So this might be a first.
On Saturday evening Justin Rose was assessed a two-stroke penalty for an apparent oscillation of his ball on the 18th hole of his third round.
Here's a look:
On Sunday that penalty was rescinded and Rose went from 5 under to 7 under before ever teeing off.
USGA Rule 18/4 provides the reasoning -- this was the rule that was put in place after the Tiger Woods incident that was caught on HD film at the BMW Championship in 2013 where his ball moved and he thought it oscillated.
"When the player's ball has left its original position and come to rest in another place by an amount that was not reasonably discernible to the naked eye at the time, a player's determination that the ball has not moved will be deemed to be conclusive, even if that determination is later shown to be incorrect through the use of sophisticated technology."

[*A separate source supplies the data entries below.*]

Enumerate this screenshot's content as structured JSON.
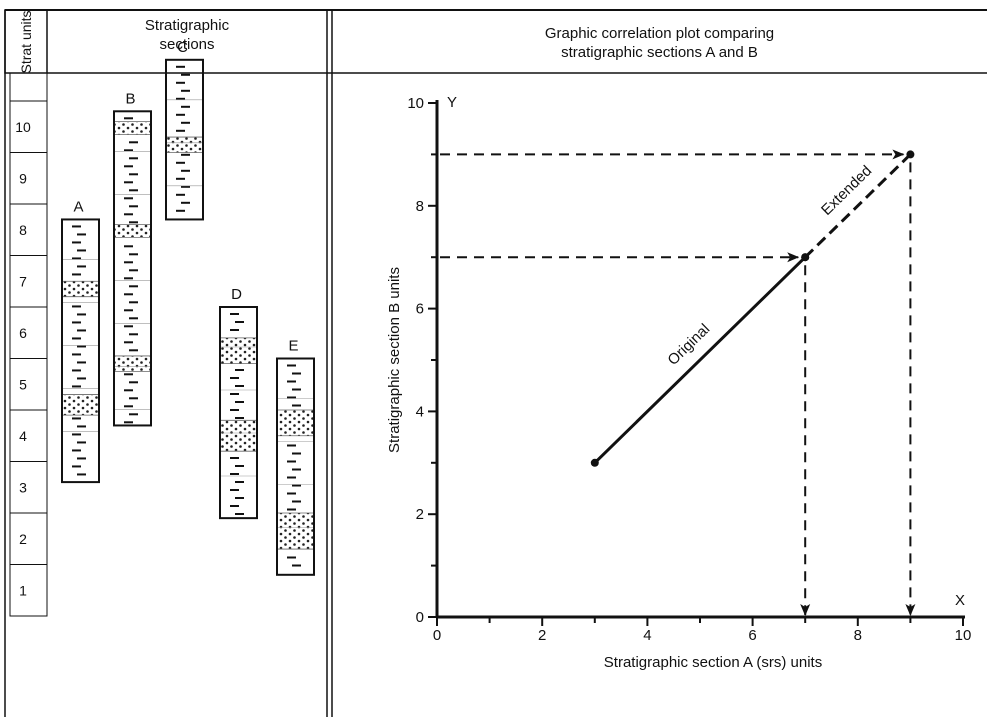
{
  "headers": {
    "strat_units": "Strat units",
    "sections_line1": "Stratigraphic",
    "sections_line2": "sections",
    "plot_line1": "Graphic correlation plot comparing",
    "plot_line2": "stratigraphic sections A and B"
  },
  "strat_units": [
    "10",
    "9",
    "8",
    "7",
    "6",
    "5",
    "4",
    "3",
    "2",
    "1"
  ],
  "columns": [
    {
      "label": "A",
      "base_unit": 2.6,
      "top_unit": 7.7,
      "sand_bands": [
        [
          6.2,
          6.5
        ],
        [
          3.9,
          4.3
        ]
      ]
    },
    {
      "label": "B",
      "base_unit": 3.7,
      "top_unit": 9.8,
      "sand_bands": [
        [
          9.35,
          9.6
        ],
        [
          7.35,
          7.6
        ],
        [
          4.75,
          5.05
        ]
      ]
    },
    {
      "label": "C",
      "base_unit": 7.7,
      "top_unit": 10.8,
      "sand_bands": [
        [
          9.0,
          9.3
        ]
      ]
    },
    {
      "label": "D",
      "base_unit": 1.9,
      "top_unit": 6.0,
      "sand_bands": [
        [
          4.9,
          5.4
        ],
        [
          3.2,
          3.8
        ]
      ]
    },
    {
      "label": "E",
      "base_unit": 0.8,
      "top_unit": 5.0,
      "sand_bands": [
        [
          3.5,
          4.0
        ],
        [
          1.3,
          2.0
        ]
      ]
    }
  ],
  "chart_data": {
    "type": "line",
    "title": "Graphic correlation plot comparing stratigraphic sections A and B",
    "xlabel": "Stratigraphic section A (srs) units",
    "ylabel": "Stratigraphic section B units",
    "x_axis_letter": "X",
    "y_axis_letter": "Y",
    "xlim": [
      0,
      10
    ],
    "ylim": [
      0,
      10
    ],
    "x_ticks": [
      0,
      2,
      4,
      6,
      8,
      10
    ],
    "y_ticks": [
      0,
      2,
      4,
      6,
      8,
      10
    ],
    "series": [
      {
        "name": "Original",
        "style": "solid",
        "points": [
          [
            3,
            3
          ],
          [
            7,
            7
          ]
        ]
      },
      {
        "name": "Extended",
        "style": "dashed",
        "points": [
          [
            7,
            7
          ],
          [
            9,
            9
          ]
        ]
      }
    ],
    "projections": [
      {
        "x": 7,
        "y": 7
      },
      {
        "x": 9,
        "y": 9
      }
    ]
  }
}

The key there is "even if that determination is later shown to be incorrect through the use of sophisticated technology." Essentially, you can't be punished just because an HD camera picked up the ball moving.
The PGA Tour's statement on the final Rose decision backed this up:
"Overnight, given the fact that Decision 18-4 had been implemented in January of 2014, yet had not been utilized in PGA TOUR competition, the Rules Committee reopened the incident and focused on how much the use of sophisticated technology played a part in making the original ruling. After that review, it was determined that the only way to confirm whether and how much the ball had in fact changed position, was to utilize sophisticated technology."

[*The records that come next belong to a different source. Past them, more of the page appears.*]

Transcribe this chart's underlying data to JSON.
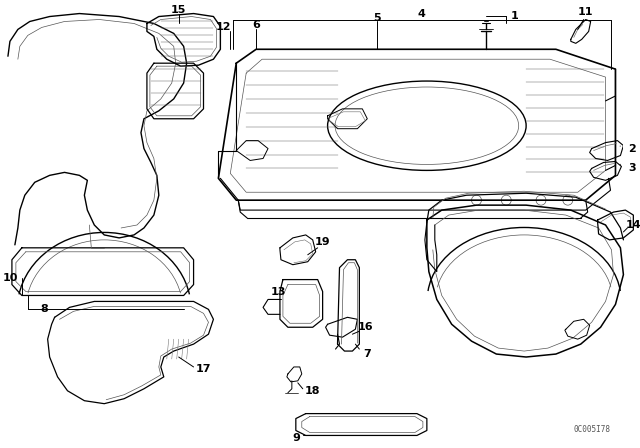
{
  "bg_color": "#ffffff",
  "line_color": "#000000",
  "fig_width": 6.4,
  "fig_height": 4.48,
  "dpi": 100,
  "diagram_code": "0C005I78",
  "label_fs": 8,
  "lw_main": 0.8,
  "lw_thin": 0.4,
  "lw_thick": 1.1
}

The part about this that concerns me is how subjective it is. What is too much usage of sophisticated technology? What is not enough? That's a moving target over time.
And how in the world did you not know you were utilizing sophisticated technology when this was happening on Saturday night?!

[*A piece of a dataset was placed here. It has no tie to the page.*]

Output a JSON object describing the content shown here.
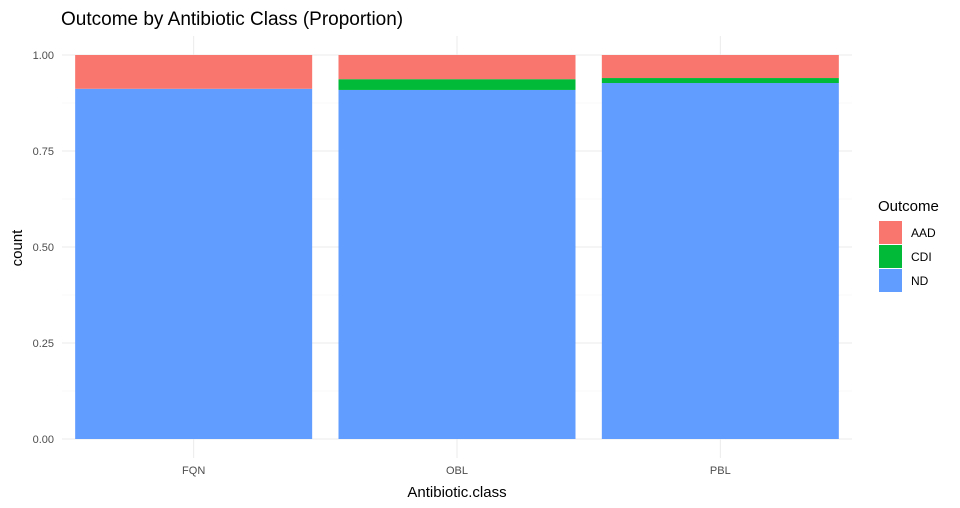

Look at this quote from Brian Wacker of PGATour.com on the original Rose ruling:
"But after more than 30 minutes of looking at it from multiple broadcast feeds in three different trucks -- including one from Sky Sports after European Tour rules official David Probyn phoned in while watching on Sky Sports in Europe -- officials determined that the ball did move."
And this from Rose:
"'It literally took zoom in, the whole screen got fragmented, the golf ball was more like a hexagon at this point,' he said, holding a blade of grass in his hand. 'If it moved (the width of the blade of grass) that's all it moved, but there was a wobble on the screen. Under 50 times magnification in the truck maybe the ball moved a quarter of a dimple toward the toe of the club, which, obviously, if the ball moved, it moved and I get assessed an extra stroke penalty.'"
I'm pretty sure that's sophisticated technology!
Rose probably won't win (despite effectively eagleing the practice range) but if he does this is going to be messy.
And you can bet that as cameras produce higher definition telecasts and technology advances, this will come up again in a bigger spot than the third round of the Players Championship.